Select a GPU device (_id 1) and load the base optimizations and memory optimizations specified. Then, load and merge Lora's weights in the base model, ensuring that the merged model moves to the designated GPU. Finally, load the tokenizer and confuse it with the appropriate filling configuration.
In conclusion, after this tutorial, the Cat call-2b model has successfully adjusted to specialize in the generation of python code. The integration of Qlora, the gradient control post and Sfttrainer demonstrates a practical approach to manage the limitations of resources while achieving high performance.

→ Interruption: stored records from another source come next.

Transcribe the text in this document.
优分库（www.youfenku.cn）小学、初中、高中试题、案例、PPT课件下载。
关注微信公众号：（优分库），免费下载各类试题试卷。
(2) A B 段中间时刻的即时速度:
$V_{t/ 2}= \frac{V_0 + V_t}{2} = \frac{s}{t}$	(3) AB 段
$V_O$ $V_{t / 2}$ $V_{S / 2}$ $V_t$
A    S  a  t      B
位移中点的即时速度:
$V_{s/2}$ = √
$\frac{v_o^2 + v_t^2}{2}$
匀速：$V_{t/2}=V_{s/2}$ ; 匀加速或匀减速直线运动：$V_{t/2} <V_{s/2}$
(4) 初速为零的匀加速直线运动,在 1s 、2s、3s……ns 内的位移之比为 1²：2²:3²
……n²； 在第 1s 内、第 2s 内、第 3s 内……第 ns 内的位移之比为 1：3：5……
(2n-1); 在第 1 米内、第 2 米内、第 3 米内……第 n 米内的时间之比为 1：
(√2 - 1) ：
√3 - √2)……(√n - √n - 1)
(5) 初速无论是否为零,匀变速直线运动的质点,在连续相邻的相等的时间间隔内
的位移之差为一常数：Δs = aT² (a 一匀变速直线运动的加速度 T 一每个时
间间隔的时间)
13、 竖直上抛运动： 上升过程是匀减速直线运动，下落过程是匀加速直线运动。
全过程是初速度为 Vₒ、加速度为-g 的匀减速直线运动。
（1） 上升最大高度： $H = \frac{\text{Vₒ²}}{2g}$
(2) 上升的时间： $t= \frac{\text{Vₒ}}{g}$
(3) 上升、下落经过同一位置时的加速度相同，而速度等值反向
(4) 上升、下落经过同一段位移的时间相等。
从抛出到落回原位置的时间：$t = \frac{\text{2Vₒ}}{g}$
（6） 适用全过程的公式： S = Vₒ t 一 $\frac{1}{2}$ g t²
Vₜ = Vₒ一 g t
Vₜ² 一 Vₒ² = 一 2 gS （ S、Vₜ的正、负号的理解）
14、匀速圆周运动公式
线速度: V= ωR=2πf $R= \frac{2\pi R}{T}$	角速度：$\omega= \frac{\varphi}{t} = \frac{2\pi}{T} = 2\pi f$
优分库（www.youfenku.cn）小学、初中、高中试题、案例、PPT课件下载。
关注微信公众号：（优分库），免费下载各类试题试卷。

Download the Colab notebook here. All credit for this investigation goes to the researchers of this project. Besides, don't forget to follow us <a target="_blank" href="https://x.com/intent/follow?screen_name=marktechpost” target=”_blank” rel=”noreferrer noopener”>twitter and join our Telegram channel and LINKEDIN GRsplash. Do not forget to join our 75K+ ml of submen.

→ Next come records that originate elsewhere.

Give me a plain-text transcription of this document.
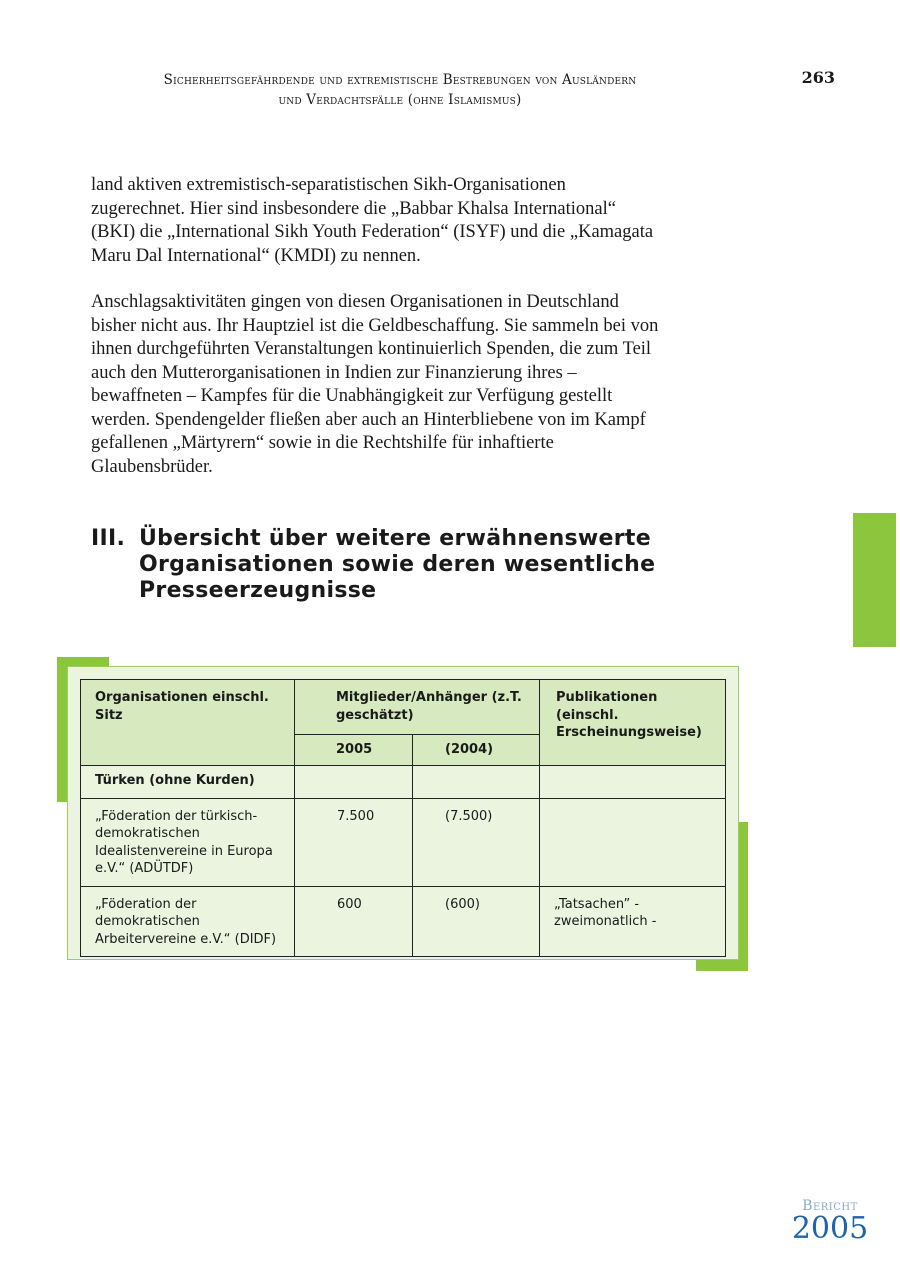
Sicherheitsgefährdende und extremistische Bestrebungen von Ausländern
und Verdachtsfälle (ohne Islamismus)
263

land aktiven extremistisch-separatistischen Sikh-Organisationen zugerechnet. Hier sind insbesondere die „Babbar Khalsa International“ (BKI) die „International Sikh Youth Federation“ (ISYF) und die „Kamagata Maru Dal International“ (KMDI) zu nennen.

Anschlagsaktivitäten gingen von diesen Organisationen in Deutschland bisher nicht aus. Ihr Hauptziel ist die Geldbeschaffung. Sie sammeln bei von ihnen durchgeführten Veranstaltungen kontinuierlich Spenden, die zum Teil auch den Mutterorganisationen in Indien zur Finanzierung ihres – bewaffneten – Kampfes für die Unabhängigkeit zur Verfügung gestellt werden. Spendengelder fließen aber auch an Hinterbliebene von im Kampf gefallenen „Märtyrern“ sowie in die Rechtshilfe für inhaftierte Glaubensbrüder.

III. Übersicht über weitere erwähnenswerte Organisationen sowie deren wesentliche Presseerzeugnisse
Organisationen einschl. Sitz	Mitglieder/Anhänger (z.T. geschätzt)		Publikationen (einschl. Erscheinungsweise)

	2005	(2004)	

Türken (ohne Kurden)			

„Föderation der türkisch-demokratischen Idealistenvereine in Europa e.V.“ (ADÜTDF)	7.500	(7.500)	

„Föderation der demokratischen Arbeitervereine e.V.“ (DIDF)	600	(600)	„Tatsachen” - zweimonatlich -
Bericht
2005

Marktechpost is inviting companies/companies/artificial intelligence groups to associate for their next ai magazines in 'Open Source ai in Production' and 'ai de Agent'.
Asif Razzaq is the CEO of Marktechpost Media Inc .. as a visionary entrepreneur and engineer, Asif undertakes to take advantage of the potential of artificial intelligence for the social good. Its most recent effort is the launch of an artificial intelligence media platform, Marktechpost, which stands out for its deep coverage of automatic learning and deep learning news that is technically solid and easily understandable by a broad audience. The platform has more than 2 million monthly views, illustrating its popularity among the public.